System Design
Photo by Terry Vlisidis
Design Twitter
A simple twitter design which addresses the system design key concepts.
- Requirements and goals
- Network capacity and Storage
- System APIS
- High level design
- Database Schema
- Data Shading
- Cache
Requirements and goals
Functional goals
- Post tweet
- Favorite tweet
- Follow user
- Timeline
Non-Functional Goals
- Highly available
- Low latency - fast loading
- Consistency
Storage and network capacity
let's say we have:
- 1 billion users
- 200M Daily active users
- 100M tweets/day
Storage
We can allow users to tweet a text of maximum length 200 chars.

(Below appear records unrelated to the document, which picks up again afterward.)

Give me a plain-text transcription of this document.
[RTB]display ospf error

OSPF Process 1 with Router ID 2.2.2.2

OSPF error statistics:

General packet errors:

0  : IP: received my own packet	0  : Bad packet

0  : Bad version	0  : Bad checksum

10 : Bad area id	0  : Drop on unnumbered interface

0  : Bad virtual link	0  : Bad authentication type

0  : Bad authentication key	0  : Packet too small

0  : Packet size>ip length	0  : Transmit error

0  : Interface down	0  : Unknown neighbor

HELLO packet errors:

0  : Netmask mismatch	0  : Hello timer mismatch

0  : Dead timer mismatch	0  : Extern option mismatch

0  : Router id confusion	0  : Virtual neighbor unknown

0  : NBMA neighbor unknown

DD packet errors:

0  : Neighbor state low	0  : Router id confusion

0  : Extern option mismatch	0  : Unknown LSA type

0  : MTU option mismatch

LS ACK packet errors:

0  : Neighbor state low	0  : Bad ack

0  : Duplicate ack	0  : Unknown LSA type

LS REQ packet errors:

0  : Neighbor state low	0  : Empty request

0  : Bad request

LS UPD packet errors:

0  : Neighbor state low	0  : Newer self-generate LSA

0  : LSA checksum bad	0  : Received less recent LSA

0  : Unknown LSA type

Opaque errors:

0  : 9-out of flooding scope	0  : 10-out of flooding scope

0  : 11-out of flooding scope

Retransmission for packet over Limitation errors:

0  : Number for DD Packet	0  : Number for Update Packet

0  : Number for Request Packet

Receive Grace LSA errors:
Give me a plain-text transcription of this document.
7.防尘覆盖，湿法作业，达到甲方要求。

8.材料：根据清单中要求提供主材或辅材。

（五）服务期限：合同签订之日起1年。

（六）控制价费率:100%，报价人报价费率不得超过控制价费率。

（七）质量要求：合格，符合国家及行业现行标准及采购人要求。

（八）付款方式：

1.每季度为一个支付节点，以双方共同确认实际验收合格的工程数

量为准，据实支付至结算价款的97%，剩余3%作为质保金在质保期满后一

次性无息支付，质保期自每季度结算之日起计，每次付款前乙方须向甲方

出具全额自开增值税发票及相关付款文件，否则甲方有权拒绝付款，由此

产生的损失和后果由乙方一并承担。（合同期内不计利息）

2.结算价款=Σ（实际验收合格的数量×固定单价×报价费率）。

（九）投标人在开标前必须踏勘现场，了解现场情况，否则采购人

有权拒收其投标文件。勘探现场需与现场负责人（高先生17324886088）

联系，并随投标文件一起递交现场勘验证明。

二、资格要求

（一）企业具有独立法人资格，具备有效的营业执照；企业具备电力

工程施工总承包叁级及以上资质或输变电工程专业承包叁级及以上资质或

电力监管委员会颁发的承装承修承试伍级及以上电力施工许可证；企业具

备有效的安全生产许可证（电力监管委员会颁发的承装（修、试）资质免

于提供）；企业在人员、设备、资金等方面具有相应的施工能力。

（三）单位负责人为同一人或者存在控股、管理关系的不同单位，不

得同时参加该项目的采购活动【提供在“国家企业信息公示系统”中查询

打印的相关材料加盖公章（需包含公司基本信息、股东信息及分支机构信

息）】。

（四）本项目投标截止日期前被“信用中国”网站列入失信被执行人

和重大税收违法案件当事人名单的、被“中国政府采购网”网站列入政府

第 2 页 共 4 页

Doing the math, 100M x (2bytes( 1 char) x 200 + 40bytes meta info) = 44 Billion bytes(~44GB) per day
This means in a year we would need ~(44 x 365) GB = ~16TB data storage
Network capacity
let tweet_size = 440 bytes
If we get about 10 Billion tweet views/day, per second we would need to transfer data at 10B * tweet_size / (24 x 60 x 60) sec = ~50Mbs/s network capacity
System APIs
We can use either SOAP or REST to expose our services. We are going to use REST because it offers flexible implementation, it is lightweight and has a very low learning curve.
POST: tweet(key, tweet_data, location) return url of the new tweet
GET: tweet(key, tweet_id) return info about the tweet in JSON
The key allows us to know who is accessing our services
High level design
We can have a client > load balancer > server cluster > database/file storage
Database Schema
tweet: id userId lat lon createdAt numOfFavorites
user: id name email dob lastLogin
userFollow: follower following
Data Sharding
We can split data between different machines
When App server sends request, we can use a balancer or hash function to know where to get the requested data
server > balancer / hash function > A-N storage or O-Z storage
Caching
We can use LRU(least recently used) cache to handle caching.
With this we can check if the requested tweet is in the cache before we query the database.